Spacecraft glows from surface-catalyzed reactions

Existing data on the optical glows that extend from low earth-orbiting space vehicles are shown to be consistent with recombination of ambient atmospheric species on ram-exposed surfaces. This radiation is most intense from the velocity direction because of the greatly enhanced fluxes of air atoms and molecules; if these particles' up-to-10 eV relative kinetic energy plays any part, it would be creating and maintaining sites from which internally-excited fragments can be desorbed—“conditioning” the surface—rather than overcoming potential barriers of reactions with substrate or putative contaminant species.
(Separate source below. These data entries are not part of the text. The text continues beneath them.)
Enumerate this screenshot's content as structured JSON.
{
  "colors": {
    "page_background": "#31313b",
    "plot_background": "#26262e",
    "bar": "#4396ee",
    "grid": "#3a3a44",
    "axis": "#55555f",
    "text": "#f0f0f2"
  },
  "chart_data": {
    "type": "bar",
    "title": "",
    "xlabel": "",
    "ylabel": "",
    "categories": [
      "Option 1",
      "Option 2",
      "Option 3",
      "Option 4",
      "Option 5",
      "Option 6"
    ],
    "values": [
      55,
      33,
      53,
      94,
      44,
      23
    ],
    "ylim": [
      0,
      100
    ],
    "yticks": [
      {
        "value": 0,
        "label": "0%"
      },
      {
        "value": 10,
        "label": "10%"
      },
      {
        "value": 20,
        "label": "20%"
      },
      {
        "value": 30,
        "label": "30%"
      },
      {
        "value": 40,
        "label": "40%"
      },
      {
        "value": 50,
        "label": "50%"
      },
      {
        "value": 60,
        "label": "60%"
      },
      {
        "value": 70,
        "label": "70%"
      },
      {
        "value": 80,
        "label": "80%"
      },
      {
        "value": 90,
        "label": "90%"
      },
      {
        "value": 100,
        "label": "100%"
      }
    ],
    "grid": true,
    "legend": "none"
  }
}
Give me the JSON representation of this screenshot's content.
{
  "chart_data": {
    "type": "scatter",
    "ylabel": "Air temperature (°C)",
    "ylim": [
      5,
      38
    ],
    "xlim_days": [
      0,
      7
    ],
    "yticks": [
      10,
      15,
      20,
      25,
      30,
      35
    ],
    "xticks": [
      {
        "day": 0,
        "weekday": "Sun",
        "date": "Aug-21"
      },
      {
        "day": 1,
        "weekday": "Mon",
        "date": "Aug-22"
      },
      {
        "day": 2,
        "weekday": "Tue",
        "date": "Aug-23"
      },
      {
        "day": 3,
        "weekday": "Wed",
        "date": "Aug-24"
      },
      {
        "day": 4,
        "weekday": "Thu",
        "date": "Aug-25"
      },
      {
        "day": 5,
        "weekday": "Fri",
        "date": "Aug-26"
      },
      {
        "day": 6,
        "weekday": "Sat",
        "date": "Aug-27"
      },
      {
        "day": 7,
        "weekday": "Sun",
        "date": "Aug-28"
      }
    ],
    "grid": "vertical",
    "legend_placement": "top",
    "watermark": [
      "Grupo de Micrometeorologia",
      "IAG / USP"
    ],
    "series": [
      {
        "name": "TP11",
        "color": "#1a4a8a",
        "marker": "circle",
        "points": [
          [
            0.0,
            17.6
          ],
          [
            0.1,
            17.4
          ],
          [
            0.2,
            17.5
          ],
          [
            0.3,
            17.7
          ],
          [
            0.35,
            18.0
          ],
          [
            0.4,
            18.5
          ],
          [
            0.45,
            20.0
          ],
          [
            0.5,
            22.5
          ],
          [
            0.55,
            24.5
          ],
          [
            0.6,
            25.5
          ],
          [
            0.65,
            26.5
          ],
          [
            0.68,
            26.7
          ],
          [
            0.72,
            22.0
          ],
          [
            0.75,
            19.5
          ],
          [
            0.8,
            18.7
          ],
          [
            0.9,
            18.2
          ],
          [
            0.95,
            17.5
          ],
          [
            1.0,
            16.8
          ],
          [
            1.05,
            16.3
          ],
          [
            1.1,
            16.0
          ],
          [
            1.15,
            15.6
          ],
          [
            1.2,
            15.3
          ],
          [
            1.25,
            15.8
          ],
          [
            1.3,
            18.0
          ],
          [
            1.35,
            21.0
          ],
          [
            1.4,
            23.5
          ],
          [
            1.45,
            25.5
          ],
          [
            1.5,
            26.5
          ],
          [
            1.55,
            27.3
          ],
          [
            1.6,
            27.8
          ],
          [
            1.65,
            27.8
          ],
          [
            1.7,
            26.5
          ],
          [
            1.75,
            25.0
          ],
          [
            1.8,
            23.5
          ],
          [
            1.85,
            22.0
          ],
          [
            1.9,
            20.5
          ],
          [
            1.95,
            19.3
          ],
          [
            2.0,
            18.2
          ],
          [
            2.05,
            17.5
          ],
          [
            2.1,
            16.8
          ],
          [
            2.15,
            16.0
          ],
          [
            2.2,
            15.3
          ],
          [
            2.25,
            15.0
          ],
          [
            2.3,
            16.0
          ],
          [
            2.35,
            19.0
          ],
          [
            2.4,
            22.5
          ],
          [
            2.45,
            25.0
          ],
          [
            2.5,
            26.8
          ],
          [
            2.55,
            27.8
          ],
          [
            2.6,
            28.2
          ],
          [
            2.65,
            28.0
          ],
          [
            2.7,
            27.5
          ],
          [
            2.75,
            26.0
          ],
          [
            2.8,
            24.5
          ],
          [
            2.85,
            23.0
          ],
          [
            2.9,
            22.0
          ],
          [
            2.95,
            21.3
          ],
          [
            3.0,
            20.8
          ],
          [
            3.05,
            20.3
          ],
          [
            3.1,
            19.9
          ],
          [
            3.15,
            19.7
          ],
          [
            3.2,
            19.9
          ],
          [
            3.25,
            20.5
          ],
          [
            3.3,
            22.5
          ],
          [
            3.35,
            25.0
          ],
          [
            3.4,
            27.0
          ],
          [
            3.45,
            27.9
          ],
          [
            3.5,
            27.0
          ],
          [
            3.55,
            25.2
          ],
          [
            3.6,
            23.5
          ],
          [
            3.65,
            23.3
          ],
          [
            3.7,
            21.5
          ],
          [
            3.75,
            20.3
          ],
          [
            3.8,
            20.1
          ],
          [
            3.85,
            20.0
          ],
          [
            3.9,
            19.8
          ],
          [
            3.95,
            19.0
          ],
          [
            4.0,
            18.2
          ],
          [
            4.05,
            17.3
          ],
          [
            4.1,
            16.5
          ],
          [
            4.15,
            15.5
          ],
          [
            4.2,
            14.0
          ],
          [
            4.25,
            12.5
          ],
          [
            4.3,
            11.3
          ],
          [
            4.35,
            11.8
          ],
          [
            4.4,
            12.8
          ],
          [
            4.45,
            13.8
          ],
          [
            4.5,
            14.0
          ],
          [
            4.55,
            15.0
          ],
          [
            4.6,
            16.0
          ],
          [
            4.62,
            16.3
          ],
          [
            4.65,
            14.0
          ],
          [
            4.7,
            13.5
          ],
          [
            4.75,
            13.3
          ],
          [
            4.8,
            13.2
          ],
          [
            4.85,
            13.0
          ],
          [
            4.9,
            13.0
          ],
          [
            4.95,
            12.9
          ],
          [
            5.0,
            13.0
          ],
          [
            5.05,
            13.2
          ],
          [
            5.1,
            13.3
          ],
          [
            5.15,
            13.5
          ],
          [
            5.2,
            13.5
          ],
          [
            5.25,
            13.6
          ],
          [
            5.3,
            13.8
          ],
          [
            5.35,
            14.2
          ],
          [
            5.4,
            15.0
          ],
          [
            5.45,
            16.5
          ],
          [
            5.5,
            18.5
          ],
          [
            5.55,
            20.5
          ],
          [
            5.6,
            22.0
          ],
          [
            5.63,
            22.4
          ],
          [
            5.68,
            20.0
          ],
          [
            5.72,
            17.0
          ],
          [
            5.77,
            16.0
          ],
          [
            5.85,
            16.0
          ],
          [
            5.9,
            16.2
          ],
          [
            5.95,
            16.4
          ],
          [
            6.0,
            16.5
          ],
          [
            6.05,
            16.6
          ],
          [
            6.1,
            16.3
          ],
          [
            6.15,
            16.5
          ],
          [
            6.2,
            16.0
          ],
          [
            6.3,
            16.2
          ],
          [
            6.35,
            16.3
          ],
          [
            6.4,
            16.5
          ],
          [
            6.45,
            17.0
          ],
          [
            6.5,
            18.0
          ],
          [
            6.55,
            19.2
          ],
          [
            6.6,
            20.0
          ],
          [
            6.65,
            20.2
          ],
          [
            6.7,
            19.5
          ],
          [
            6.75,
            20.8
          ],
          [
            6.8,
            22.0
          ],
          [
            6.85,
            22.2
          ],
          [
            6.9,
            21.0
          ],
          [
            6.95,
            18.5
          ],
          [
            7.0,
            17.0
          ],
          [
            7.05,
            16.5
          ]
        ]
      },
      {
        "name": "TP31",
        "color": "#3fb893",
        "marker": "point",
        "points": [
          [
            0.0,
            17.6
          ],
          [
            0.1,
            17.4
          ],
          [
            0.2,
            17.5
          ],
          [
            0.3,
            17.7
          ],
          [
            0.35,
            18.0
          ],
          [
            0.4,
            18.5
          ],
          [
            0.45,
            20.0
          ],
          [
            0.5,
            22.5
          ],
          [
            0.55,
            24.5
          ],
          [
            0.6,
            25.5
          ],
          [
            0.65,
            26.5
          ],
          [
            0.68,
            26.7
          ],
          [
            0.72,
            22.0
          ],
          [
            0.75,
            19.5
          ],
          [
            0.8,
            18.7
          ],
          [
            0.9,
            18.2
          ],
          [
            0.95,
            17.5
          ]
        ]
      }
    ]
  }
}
Surface-catalyzed exothermic recombination qualitatively explains the reported differences as well as similarities among spacecraft in spectral intensities and spatial distributions of glows, and predicts further emissions at ultraviolet (among them O 2 A → X, NO B → X, and perhaps also N 2 a→ X bands), infrared (NO 2 and NO vibrational cascade), and to a lesser extent visible, wavelengths. A systematic survey of the literature shows that similarly unequilibrated desorbates are commonly observed in the surface-science and kinetics laboratory, a finding that provides a framework for future experiments on chemiluminescence excited by spacecraft. Quantitatively, vehicle glow presents a severe technical challenge because of the complexity and virtual uncharacterizability of the materials exposed to the airflow and the potential for interference among surface reactions of the several incident aeronomic species.